Jean Jacques Rousseau, típico producto de la revolución francesa, en su influyente estudio Emile (1762), expuso una nueva teoría de la educación, subrayando la preeminencia de la expresión sobre la represión para que un niño sea equilibrado y librepensador, «crea» un individuo que necesita utilitariamente de los demás y se ve obligado a hacer un pacto de colaboración con los otros para poder convivir. Los cristianos enfocamos la realidad de otro modo. Creemos que en nuestra naturaleza humana somos llamados hacia lo espiritual, nacemos necesitándonos unos a otros con una vocación para el amor que produce verdadera armonía y colaboración. Jesús nos enseñó el mandamiento del amor que, aunque es difícil de cumplir, vive en nosotros como un ideal y un desafío para todos los días de nuestra vida.

En nuestra evolución de millones de siglos, el hombre empieza a fundar sociedades desde la primera célula familiar constituida por la pareja que engendra hijos. Esa familia, unida por la consanguinidad pero también por el crecer juntos, aprender juntos, trabajar juntos, va formando después las tribus, los pueblos y naciones. Y es la familia el origen y base de esas sociedades.
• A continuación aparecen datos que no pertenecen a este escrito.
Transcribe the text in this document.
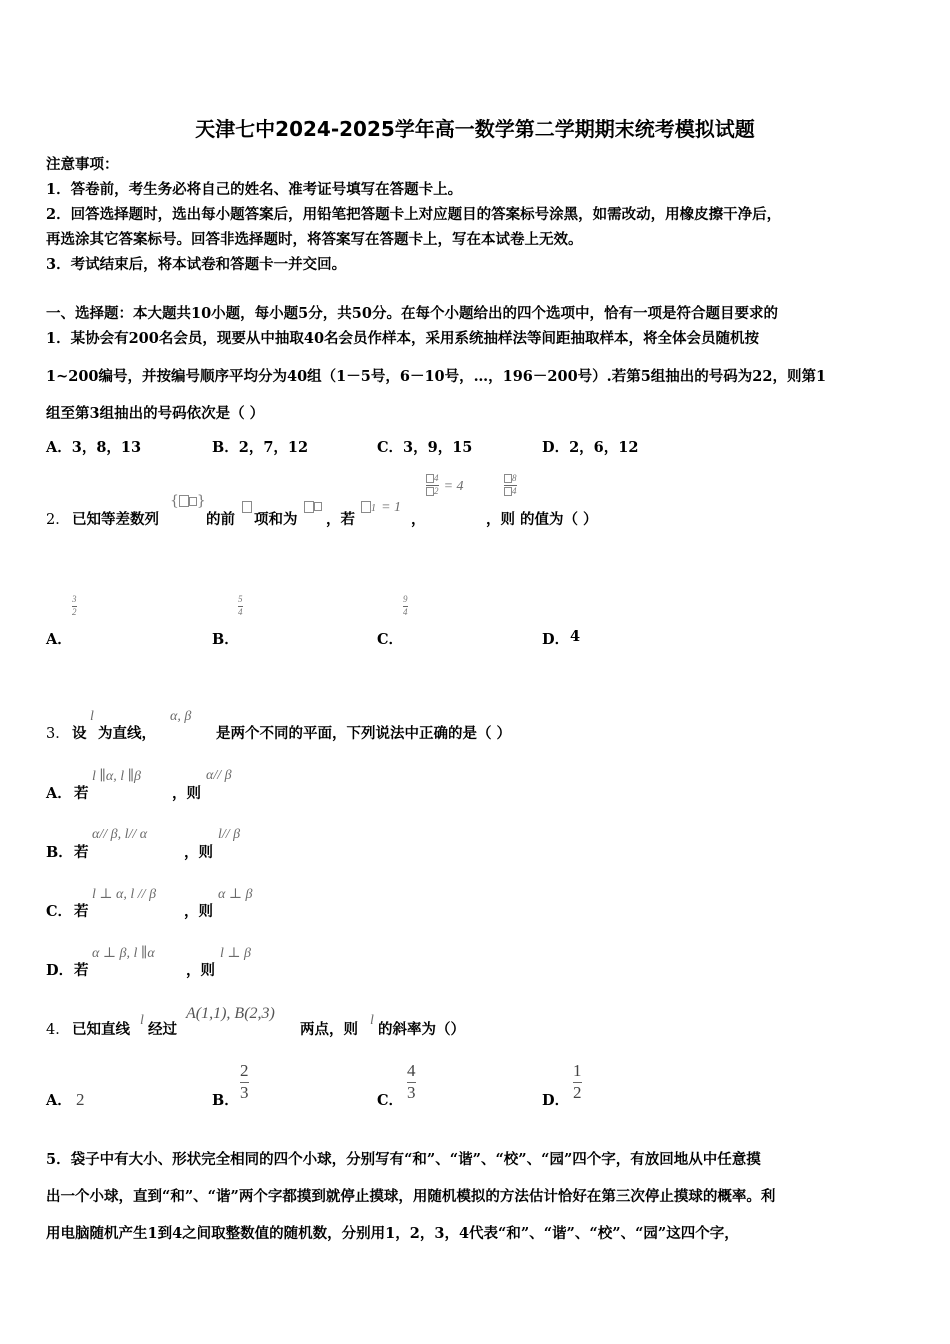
天津七中2024-2025学年高一数学第二学期期末统考模拟试题
注意事项：
1．答卷前，考生务必将自己的姓名、准考证号填写在答题卡上。
2．回答选择题时，选出每小题答案后，用铅笔把答题卡上对应题目的答案标号涂黑，如需改动，用橡皮擦干净后，
再选涂其它答案标号。回答非选择题时，将答案写在答题卡上，写在本试卷上无效。
3．考试结束后，将本试卷和答题卡一并交回。
一、选择题：本大题共10小题，每小题5分，共50分。在每个小题给出的四个选项中，恰有一项是符合题目要求的
1．某协会有200名会员，现要从中抽取40名会员作样本，采用系统抽样法等间距抽取样本，将全体会员随机按
1~200编号，并按编号顺序平均分为40组（1－5号，6－10号，…，196－200号）.若第5组抽出的号码为22，则第1
组至第3组抽出的号码依次是（ ）
A．3，8，13	B．2，7，12	C．3，9，15	D．2，6，12
2． 已知等差数列
{ }
的前 项和为 ，若
1 = 1
，
$\frac{4}{2} = 4$
，则
$\frac{8}{4}$
的值为（ ）
A．
$\frac{3}{2}$
B．
$\frac{5}{4}$
C．
$\frac{9}{4}$
D． 4
3． 设
l
为直线，
α, β
是两个不同的平面，下列说法中正确的是（ ）
A． 若
l ∥α, l ∥β
，则
α// β
B． 若
α// β, l// α
，则
l// β
C． 若
l ⊥ α, l // β
，则
α ⊥ β
D． 若
α ⊥ β, l ∥α
，则
l ⊥ β
4． 已知直线
l
经过
A(1,1), B(2,3)
两点，则
l
的斜率为（）
A． 2	B． $\frac{2}{3}$	C． $\frac{4}{3}$	D． $\frac{1}{2}$
5．袋子中有大小、形状完全相同的四个小球，分别写有“和”、“谐”、“校”、“园”四个字，有放回地从中任意摸
出一个小球，直到“和”、“谐”两个字都摸到就停止摸球，用随机模拟的方法估计恰好在第三次停止摸球的概率。利
用电脑随机产生1到4之间取整数值的随机数，分别用1，2，3，4代表“和”、“谐”、“校”、“园”这四个字，
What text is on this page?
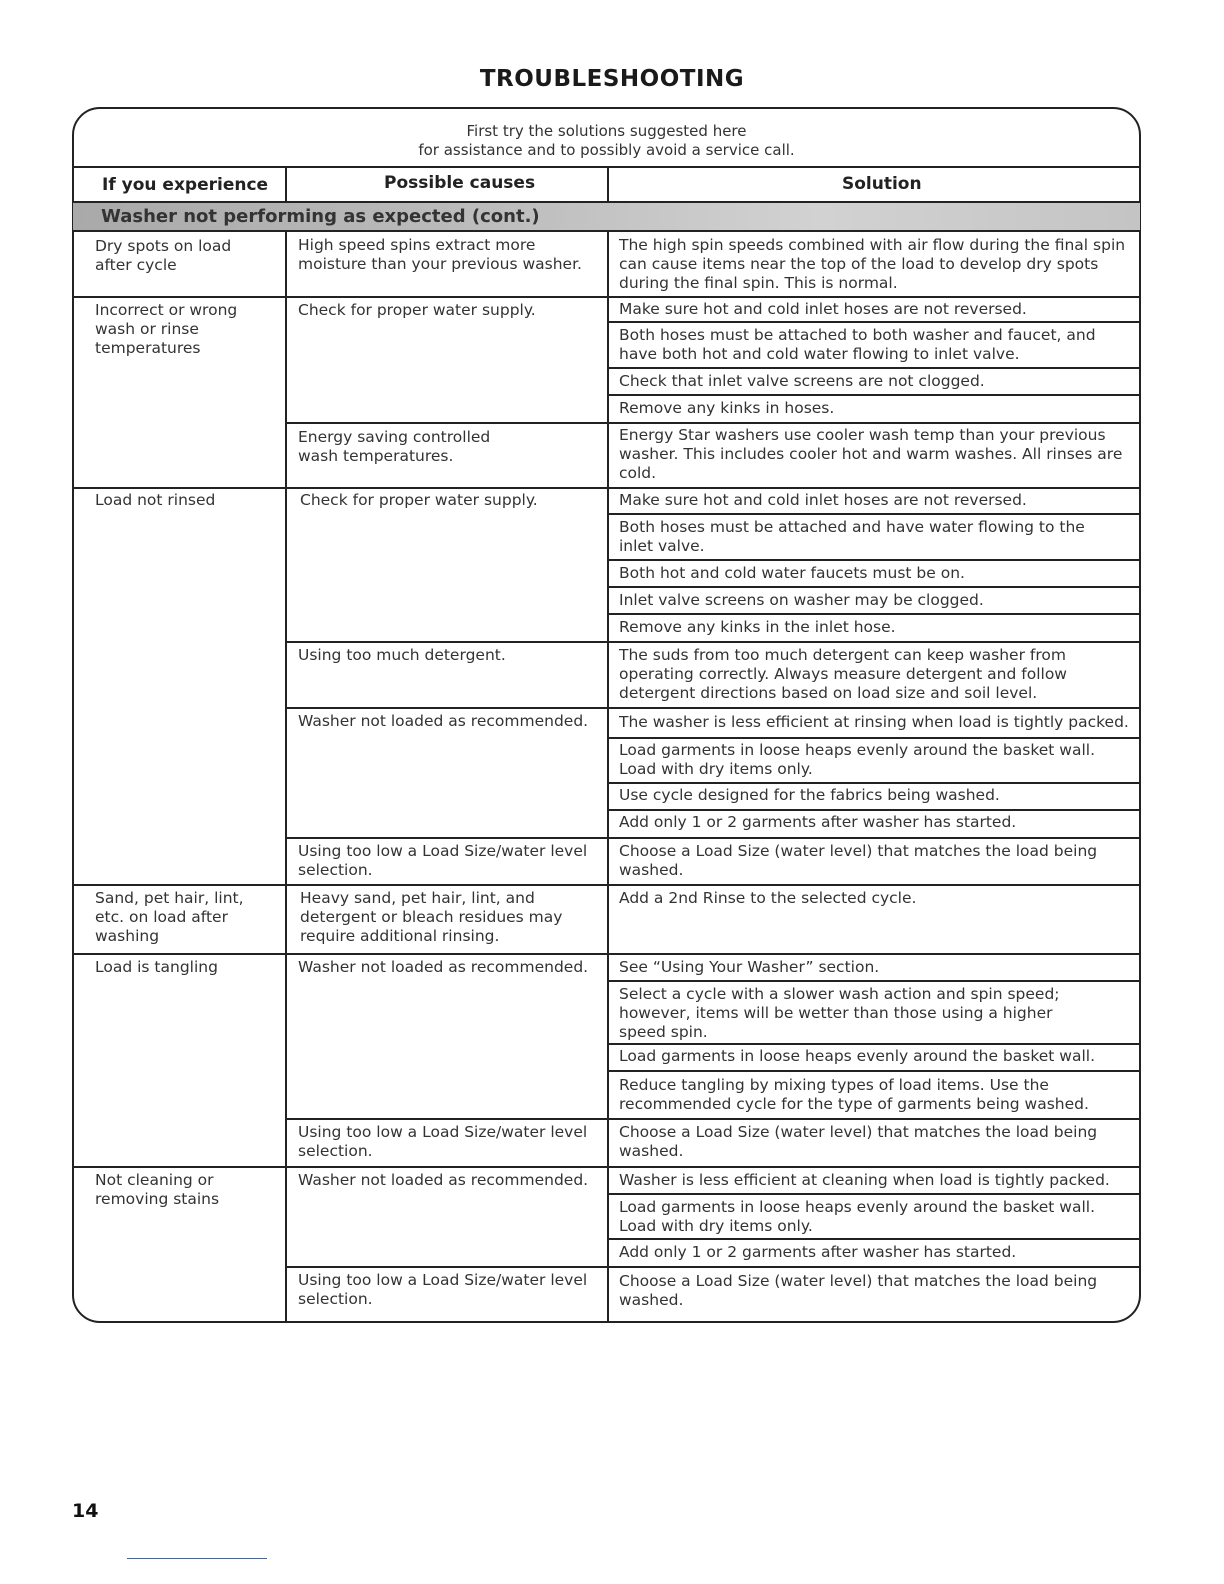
TROUBLESHOOTING
First try the solutions suggested here
for assistance and to possibly avoid a service call.
If you experience	Possible causes	Solution
Washer not performing as expected (cont.)
Dry spots on load
after cycle
Incorrect or wrong
wash or rinse
temperatures
Load not rinsed
Sand, pet hair, lint,
etc. on load after
washing
Load is tangling
Not cleaning or
removing stains
High speed spins extract more
moisture than your previous washer.
Check for proper water supply.
Energy saving controlled
wash temperatures.
Check for proper water supply.
Using too much detergent.
Washer not loaded as recommended.
Using too low a Load Size/water level
selection.
Heavy sand, pet hair, lint, and
detergent or bleach residues may
require additional rinsing.
Washer not loaded as recommended.
Using too low a Load Size/water level
selection.
Washer not loaded as recommended.
Using too low a Load Size/water level
selection.
The high spin speeds combined with air flow during the final spin
can cause items near the top of the load to develop dry spots
during the final spin. This is normal.
Make sure hot and cold inlet hoses are not reversed.
Both hoses must be attached to both washer and faucet, and
have both hot and cold water flowing to inlet valve.
Check that inlet valve screens are not clogged.
Remove any kinks in hoses.
Energy Star washers use cooler wash temp than your previous
washer. This includes cooler hot and warm washes. All rinses are
cold.
Make sure hot and cold inlet hoses are not reversed.
Both hoses must be attached and have water flowing to the
inlet valve.
Both hot and cold water faucets must be on.
Inlet valve screens on washer may be clogged.
Remove any kinks in the inlet hose.
The suds from too much detergent can keep washer from
operating correctly. Always measure detergent and follow
detergent directions based on load size and soil level.
The washer is less efficient at rinsing when load is tightly packed.
Load garments in loose heaps evenly around the basket wall.
Load with dry items only.
Use cycle designed for the fabrics being washed.
Add only 1 or 2 garments after washer has started.
Choose a Load Size (water level) that matches the load being
washed.
Add a 2nd Rinse to the selected cycle.
See “Using Your Washer” section.
Select a cycle with a slower wash action and spin speed;
however, items will be wetter than those using a higher
speed spin.
Load garments in loose heaps evenly around the basket wall.
Reduce tangling by mixing types of load items. Use the
recommended cycle for the type of garments being washed.
Choose a Load Size (water level) that matches the load being
washed.
Washer is less efficient at cleaning when load is tightly packed.
Load garments in loose heaps evenly around the basket wall.
Load with dry items only.
Add only 1 or 2 garments after washer has started.
Choose a Load Size (water level) that matches the load being
washed.
14
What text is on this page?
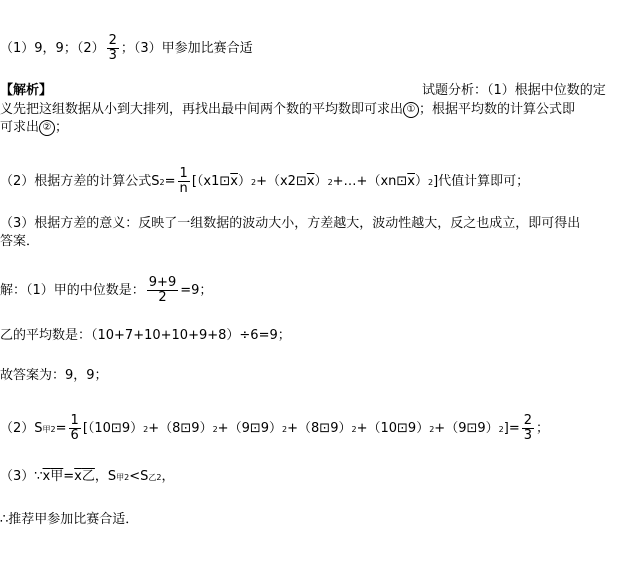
（1）9，9；$(2) \frac{2}{3}$ ；（3）甲参加比赛合适
【解析】	试题分析：（1）根据中位数的定
义先把这组数据从小到大排列，再找出最中间两个数的平均数即可求出 ① ；根据平均数的计算公式即
可求出 ② ；
（2）根据方差的计算公式$S2= \frac{1}{n}$ $[(x1⊡\overline{x})2+(x2⊡\overline{x})2+\dots+(xn⊡\overline{x})2]$代值计算即可；
（3）根据方差的意义：反映了一组数据的波动大小，方差越大，波动性越大，反之也成立，即可得出
答案．
解：（1）甲的中位数是： $\frac{9+9}{2} =9$；
乙的平均数是：（10+7+10+10+9+8）÷6=9；
故答案为：9，9；
（2）S甲$2= \frac{1}{6}$ [（10⊡9）2+（8⊡9）2+（9⊡9）2+（8⊡9）2+（10⊡9）2+（9⊡9）2]= $\frac{2}{3}$ ；
$(3)\because\overline{x}$甲$=\overline{x}$乙，S甲2<S乙2，
∴推荐甲参加比赛合适．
En la familia aprendemos a encontrar nuestra propia identificación personal. Gracias a la madre, sobre todo, nos vamos haciendo seres sociales y comprendemos que no estamos solos, que tenemos que compartir con los demás. La base sólida de nuestras familias nos enseña y entrena para la vida. Y conservando nuestra individualidad e identidad personal, podemos integrarnos en los grandes grupos que formamos la sociedad universal.

La familia nos ayuda a buscar explicaciones a esas pregun­tas fundamentales de la vida que ya desde niños, a veces moles­tamente, empezamos a expresar. Y la familia entonces nos habla de Dios, de los misterios de la vida, de nuestra condición humana¼

El evangelista Juan, aquel muchachito que siguió a Jesús como apóstol, nos grabó su famosa oración de despedida en la última cena: «Padre, te pido que todos sean uno». Y pudiéramos pensar que Dios se estaba burlando de nosotros. Ese Dios que ha creado la humanidad con una pluralidad sólo digna de él, el Dios que nos hace individualmente únicos, el Dios que nos lanza al mundo egoístas, ahora pide al Padre que seamos uno¼ ¡Qué contradicción! ¡Menuda tarea que nos queda por hacer!

En el mundo de hoy tenemos que comprometernos a esa misión. Tenemos que transformarnos de una masa de entes individuales, egoístas, capaces de matar, a seres que se amen y se ayuden hasta vivir armónicamente en el reino de paz, justicia y amor que nos anunció Jesús. Tenemos una escuela donde entrenarnos, una familia que nos enseña a conocerse cada uno individualmente, conocer y aceptar a los demás, y por último, a conocer nuestra misión en el mundo.

Hoy más que nunca necesitamos la familia como base dinámica de nuestra sociedad universal.